As Scott Eyman makes plain in his new biography, John Wayne: The Life and Legend, the man who played John Wayne never stopped minding the gap between who he was and what he represented to so many people around the world – an idealized but conflicted embodiment of Americanism usually outfitted in cowboy hero drag – and he respected it. That's why he never confused one with the other. He was as aware as anyone of how hard it would be to really be John Wayne, and he could live with it because he never tried. "The guy you see on the screen isn't really me," he once said. "I'm Duke Morrison, and I never was and never will be a film personality like John Wayne."

"The actor became his own genre," Eyman writes in the book's epilogue, and it was a process that took decades to complete and could only take many more to undo, if that ever could be done. It says something about the power of that one-man genre that no amount of personal detail about the actor – that he came from a nearly impoverished background, that he guarded his image like Davy Crockett at the ramparts of the Alamo, that he felt like a failure as both a father and a patriot (for not serving in the Second World War) – can diminish the icon's stature.

Although Wayne may be dead these 35 years and the cowboy movie a relic of the century he so commandingly bestrode, you say the name now and people have an idea of a number of things: a man, an idea, an ideal, a country, an attitude, a genre. A "John Wayne movie" refers at once to a series of particular titles – Stagecoach, Red River, The Searchers, Rio Bravo, The Man Who Shot Liberty Valance, The Shootist – and a collective narrative in itself. A genre.

Perhaps the most insightful thing about Eyman's biography is that it never loses sight of what Wayne himself kept in his sights: that John Wayne was a construction, and that movies convey upon the particular figures within them – although none perhaps as indelibly as the man who was born Marion Morrison in Winterset, Iowa, in May, 1907 – a kind of semiotic potency that transcends not only the actor but the roles and the movies.

Wayne's long career, which sprawled from the 1920s to the 1970s, began to acquire its monolithic shape after director John Ford cast him as the Ringo Kid in 1939's Stagecoach (following a 10-year period when Wayne thrashed through a wilderness of western cheapies). The actor came to represent America distilled to a fantasy of determined, and sometimes belligerent, masculinity. He may not have been perfect, and it is to Eyman's credit that he restores to the Wayne persona its considerable ambiguity and internal contradictions, reminding us just how difficult it was for John Wayne to be John Wayne.

If the actor endured often horrendous humiliation meted under the brilliant but cruel and demanding father-figure Ford (who directed him to his greatest performance in The Searchers), and if Wayne grew increasingly determined to chart his own career as a producer and director, it's because he felt no one understood his contract with the public as clearly he did.
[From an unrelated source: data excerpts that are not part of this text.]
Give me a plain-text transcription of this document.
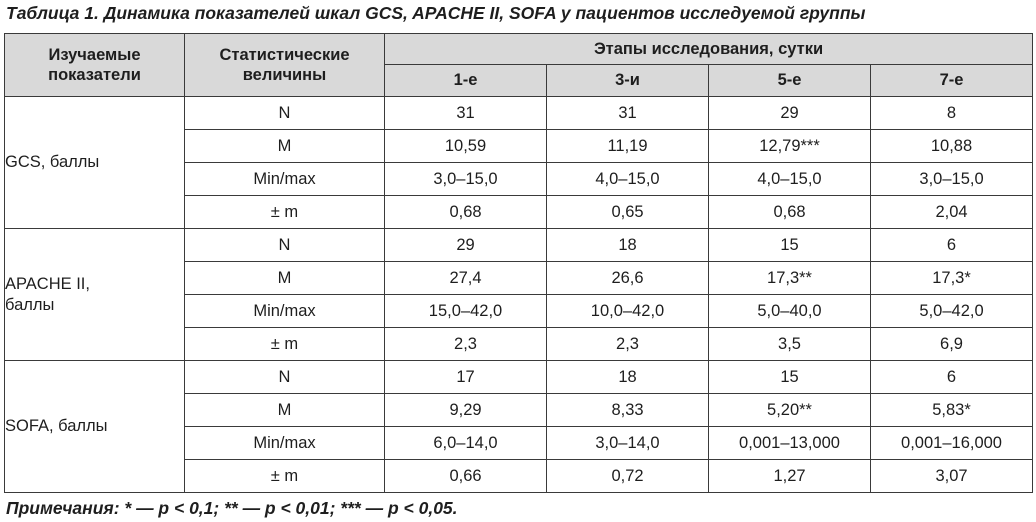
Таблица 1. Динамика показателей шкал GCS, APACHE II, SOFA у пациентов исследуемой группы
Изучаемые показатели	Статистические величины	Этапы исследования, сутки			
		1-е	3-и	5-е	7-е
GCS, баллы	N	31	31	29	8
	M	10,59	11,19	12,79***	10,88
	Min/max	3,0–15,0	4,0–15,0	4,0–15,0	3,0–15,0
	± m	0,68	0,65	0,68	2,04

APACHE II, баллы	N	29	18	15	6
	M	27,4	26,6	17,3**	17,3*
	Min/max	15,0–42,0	10,0–42,0	5,0–40,0	5,0–42,0
	± m	2,3	2,3	3,5	6,9
SOFA, баллы	N	17	18	15	6
	M	9,29	8,33	5,20**	5,83*
	Min/max	6,0–14,0	3,0–14,0	0,001–13,000	0,001–16,000
	± m	0,66	0,72	1,27	3,07
Примечания: * — p < 0,1; ** — p < 0,01; *** — p < 0,05.
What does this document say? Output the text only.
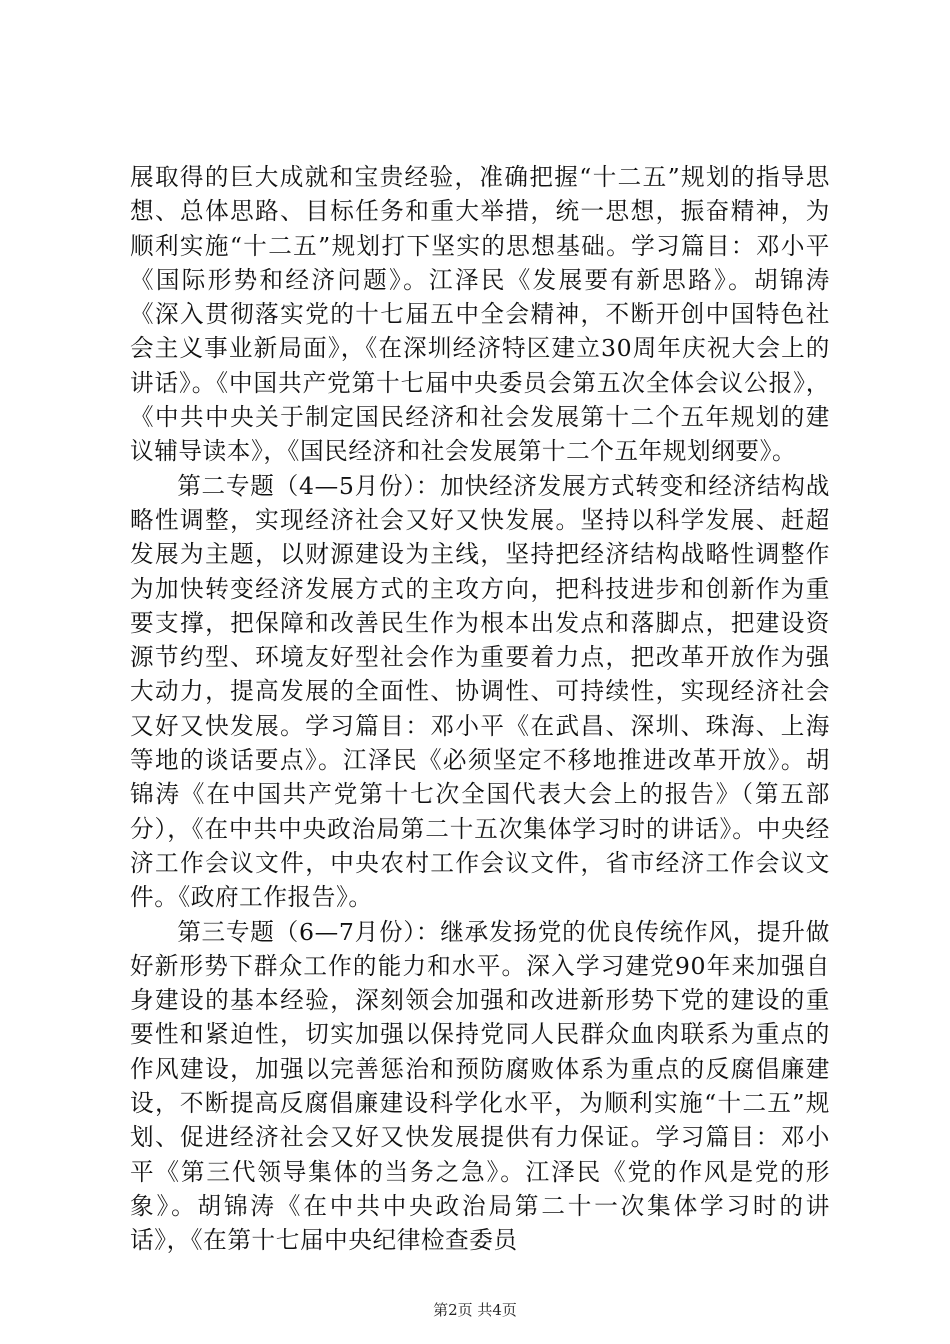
展取得的巨大成就和宝贵经验，准确把握“十二五”规划的指导思想、总体思路、目标任务和重大举措，统一思想，振奋精神，为顺利实施“十二五”规划打下坚实的思想基础。学习篇目：邓小平《国际形势和经济问题》。江泽民《发展要有新思路》。胡锦涛《深入贯彻落实党的十七届五中全会精神，不断开创中国特色社会主义事业新局面》，《在深圳经济特区建立30周年庆祝大会上的讲话》。《中国共产党第十七届中央委员会第五次全体会议公报》，《中共中央关于制定国民经济和社会发展第十二个五年规划的建议辅导读本》，《国民经济和社会发展第十二个五年规划纲要》。

第二专题（4—5月份）：加快经济发展方式转变和经济结构战略性调整，实现经济社会又好又快发展。坚持以科学发展、赶超发展为主题，以财源建设为主线，坚持把经济结构战略性调整作为加快转变经济发展方式的主攻方向，把科技进步和创新作为重要支撑，把保障和改善民生作为根本出发点和落脚点，把建设资源节约型、环境友好型社会作为重要着力点，把改革开放作为强大动力，提高发展的全面性、协调性、可持续性，实现经济社会又好又快发展。学习篇目：邓小平《在武昌、深圳、珠海、上海等地的谈话要点》。江泽民《必须坚定不移地推进改革开放》。胡锦涛《在中国共产党第十七次全国代表大会上的报告》（第五部分），《在中共中央政治局第二十五次集体学习时的讲话》。中央经济工作会议文件，中央农村工作会议文件，省市经济工作会议文件。《政府工作报告》。

第三专题（6—7月份）：继承发扬党的优良传统作风，提升做好新形势下群众工作的能力和水平。深入学习建党90年来加强自身建设的基本经验，深刻领会加强和改进新形势下党的建设的重要性和紧迫性，切实加强以保持党同人民群众血肉联系为重点的作风建设，加强以完善惩治和预防腐败体系为重点的反腐倡廉建设，不断提高反腐倡廉建设科学化水平，为顺利实施“十二五”规划、促进经济社会又好又快发展提供有力保证。学习篇目：邓小平《第三代领导集体的当务之急》。江泽民《党的作风是党的形象》。胡锦涛《在中共中央政治局第二十一次集体学习时的讲话》，《在第十七届中央纪律检查委员

第2页 共4页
If a script had too many words, he'd trim them, because he knew that the less said by John Wayne, the more authentically John Wayne the script was.

In one of the book's many revealing passages, he erupts in a screening room when he sees how Don Seigel, who directed his elegiac final fadeout The Shootist, had cut in a scene in which a double for the actor shoots a man in the back. "Wait a goddamn minute!" Wayne roared. "I've never shot anybody in the back and I'm not going to start now." The scene was redone.

In the 1960s, a period that saw the merciless revision of the western, Wayne was derided for precisely what Eyman insists was his greatest and most subtle strength: his phenomenal instincts as a screen actor, someone who innately understood the way the camera registers the least of gestures – a furrowed brow, a walk, the pause between words – as drama itself.

Here's Eyman on the impact of the actor's "annunciation" as a star, playing the Kid in Stagecoach: "Wayne became more than a star for his time; rather he became indivisibly associated with America itself, even if it was an America that was dead by the time he was born, and he was personifying a folklore easier to locate in the nineteenth century than the twentieth."

In this sense, he argues, Wayne was among the greatest of screen actors, a guy who understood that sometimes all it took to become a character, even a character as imposing and indelible as John Wayne, was to simply be.